Saturday, June 2, 2012

Suffering in Baseball and in Real Life

With so many New York transplants in Lower Bucks, it's disappointing that the Courier Times shies away from coverage of New York sports.  We do have an interesting history….

Despite being the most popular franchise in the National League, the Dodgers abandoned New York City's boro of Brooklyn in 1957, quickly followed by the Giants' abandonment of upper Manhattan.  Though they had spent nearly three quarters of a century in the town, the Brooklyn Dodgers only captured the World Series in 1955 (the same year, by the way, that Morrisville, Pa won the Little League World Series).  So, Brooklyn Dodger popularity had little to do with on-the-field success.  And even a half century after their departure, they maintain a mythical hold on the town.  Brooklyn Dodger attire sells like hotcakes in Brooklyn's sporting goods stores.

After the departure of the Dodgers and the Giants, didn't New York City still have a major league baseball team in the phenomenally successful Yankees?  Yes, but for those without New York connections, it's hard to understand the sentiments of many New Yorkers toward the Yankees.  Historically, there have been 107 World Series with the Yankees appearing 40 times and winning 27 times.  No other team has appeared in more than 18 World Series!  For many New Yorkers, rooting for the Yankees is akin to rooting for gasoline prices to rise or to rooting for the hare in its race against the tortoise.  The Yankees just can't tug at our heartstrings as underdogs or teach us about the character building which can come from long suffering.

In 1962, the Mets entered the National League, to try to make up for the loss in the hearts of Dodgers' and Giants' fans.  Over the years, the Mets have nurtured phenomenal pitching talents in the likes of Tom Seaver, Dwight Gooden, and David Cone, only to see them pitch no hitters - AFTER they have left the Mets.  Most painful is the Mets' experience with the CEO of the Texas Rangers.  Though he began his Hall of Fame career with the Mets, Nolan Ryan pitched NONE of his major league record 7 no hitters for the Mets.  On June 1, 2012, the Mets finally saw their first no hitter, in the 8020th game in franchise history.  As a famous Brooklyn native would have said, "How sweet it is."

Something about the popularity of the Brooklyn Dodgers and the extra sweetness of the Mets' first no hitter speak to what we inately know about the value of suffering.  Though we try to run from pain and suffering, the Bible indicates that we can actually "glory in our sufferings, because we know that suffering produces perseverance; perseverance, character; and character, hope" (Romans 5: 3, 4 - NIV translation).  Now don't get me wrong - I am not intending to suggest an equivalence between a baseball fan's frustrations and the genuine human suffering associated with such things as serious illnesses.  It's just that to a culture which finds the slightest inconvenience to be anathema, the value of enduring suffering seems to have become increasingly difficult to understand.
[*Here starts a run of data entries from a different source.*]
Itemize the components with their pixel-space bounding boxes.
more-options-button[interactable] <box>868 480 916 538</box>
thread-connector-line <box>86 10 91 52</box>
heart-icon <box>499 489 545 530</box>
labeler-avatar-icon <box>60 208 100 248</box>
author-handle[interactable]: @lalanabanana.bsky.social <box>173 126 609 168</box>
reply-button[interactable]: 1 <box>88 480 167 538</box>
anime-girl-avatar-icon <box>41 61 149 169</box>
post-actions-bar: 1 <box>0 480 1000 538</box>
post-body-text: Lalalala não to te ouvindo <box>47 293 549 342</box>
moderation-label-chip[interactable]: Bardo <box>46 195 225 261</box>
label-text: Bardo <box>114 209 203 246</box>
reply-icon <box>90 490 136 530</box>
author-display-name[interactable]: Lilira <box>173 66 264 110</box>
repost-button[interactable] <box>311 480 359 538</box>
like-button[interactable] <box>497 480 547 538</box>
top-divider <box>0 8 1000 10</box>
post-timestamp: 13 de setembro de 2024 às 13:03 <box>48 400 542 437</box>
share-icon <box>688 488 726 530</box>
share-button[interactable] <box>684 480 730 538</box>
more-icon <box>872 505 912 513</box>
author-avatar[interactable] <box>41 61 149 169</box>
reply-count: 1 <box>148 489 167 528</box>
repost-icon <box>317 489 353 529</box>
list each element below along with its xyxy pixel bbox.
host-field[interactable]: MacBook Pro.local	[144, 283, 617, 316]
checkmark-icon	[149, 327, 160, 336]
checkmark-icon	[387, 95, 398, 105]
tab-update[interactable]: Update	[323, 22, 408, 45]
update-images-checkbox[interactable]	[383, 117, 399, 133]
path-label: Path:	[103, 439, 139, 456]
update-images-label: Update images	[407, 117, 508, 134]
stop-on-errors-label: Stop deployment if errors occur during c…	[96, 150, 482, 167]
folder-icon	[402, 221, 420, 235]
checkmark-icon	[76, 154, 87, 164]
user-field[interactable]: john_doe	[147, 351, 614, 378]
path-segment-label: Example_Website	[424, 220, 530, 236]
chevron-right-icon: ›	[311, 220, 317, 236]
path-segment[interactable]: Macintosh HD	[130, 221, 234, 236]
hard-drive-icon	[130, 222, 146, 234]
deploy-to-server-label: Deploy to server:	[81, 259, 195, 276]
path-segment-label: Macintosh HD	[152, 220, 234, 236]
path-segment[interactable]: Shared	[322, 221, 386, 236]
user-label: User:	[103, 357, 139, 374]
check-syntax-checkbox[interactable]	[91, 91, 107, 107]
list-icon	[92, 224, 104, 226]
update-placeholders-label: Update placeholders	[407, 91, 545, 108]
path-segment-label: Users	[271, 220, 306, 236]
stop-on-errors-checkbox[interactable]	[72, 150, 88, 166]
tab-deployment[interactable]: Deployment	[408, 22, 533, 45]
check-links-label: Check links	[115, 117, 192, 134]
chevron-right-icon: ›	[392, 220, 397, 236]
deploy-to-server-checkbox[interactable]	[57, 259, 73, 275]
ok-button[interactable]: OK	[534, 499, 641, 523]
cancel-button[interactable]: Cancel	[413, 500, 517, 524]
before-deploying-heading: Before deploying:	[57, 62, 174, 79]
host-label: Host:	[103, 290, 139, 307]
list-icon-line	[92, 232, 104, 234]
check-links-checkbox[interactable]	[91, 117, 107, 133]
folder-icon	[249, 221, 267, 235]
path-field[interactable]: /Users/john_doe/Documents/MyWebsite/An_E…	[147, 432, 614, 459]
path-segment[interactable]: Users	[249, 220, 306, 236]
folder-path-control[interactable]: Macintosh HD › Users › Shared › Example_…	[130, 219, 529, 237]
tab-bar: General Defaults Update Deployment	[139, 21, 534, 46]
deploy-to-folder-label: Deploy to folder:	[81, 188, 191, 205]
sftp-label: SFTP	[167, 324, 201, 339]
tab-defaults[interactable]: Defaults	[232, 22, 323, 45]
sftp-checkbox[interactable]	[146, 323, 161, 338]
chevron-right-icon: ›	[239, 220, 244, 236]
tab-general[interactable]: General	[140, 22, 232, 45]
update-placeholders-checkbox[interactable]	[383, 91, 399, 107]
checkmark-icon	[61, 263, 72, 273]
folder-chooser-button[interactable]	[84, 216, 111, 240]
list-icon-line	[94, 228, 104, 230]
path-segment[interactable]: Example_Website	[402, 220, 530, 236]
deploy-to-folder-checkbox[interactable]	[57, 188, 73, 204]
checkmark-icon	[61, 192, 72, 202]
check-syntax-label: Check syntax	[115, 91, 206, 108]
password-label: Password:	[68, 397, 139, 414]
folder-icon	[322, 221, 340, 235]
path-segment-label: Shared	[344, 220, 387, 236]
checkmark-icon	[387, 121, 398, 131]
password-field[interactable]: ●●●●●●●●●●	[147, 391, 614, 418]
Though the phrase has become unfamiliar from disuse, many Christians can recall their parents and/or their grandparents admonishing them to "offer up" their sufferings.  As per the Apostle Paul, "Now I rejoice in my sufferings for your sake, and in my flesh I am filling up what is lacking in the afflictions of Christ on behalf of his body, which is the church" (Colossians 1: 24, New American Bible).  In a mysterious sort of way, our elders better understood that we are allowed to use our sufferings to gain graces for ourselves or for others.  While some will try to discredit this perspective by suggesting that it is tantamount to massochism, that's NOT what God has in mind in any manner, shape, or form. 

Our failure to appreciate that there can be a meaning in suffering goes a long way toward explaining the selfishness of being unwilling to make sacrifices for the benefit of others.  It goes a long way toward explaining the failure to appreciate the absolute dignity of each human being, no matter how vulnerable she or he may be.  It goes a long way toward explaining how we could rationalize ending human lives at their very beginning or at their end.

Maybe, sports analogies can help us to recover certain truths which we know at our core.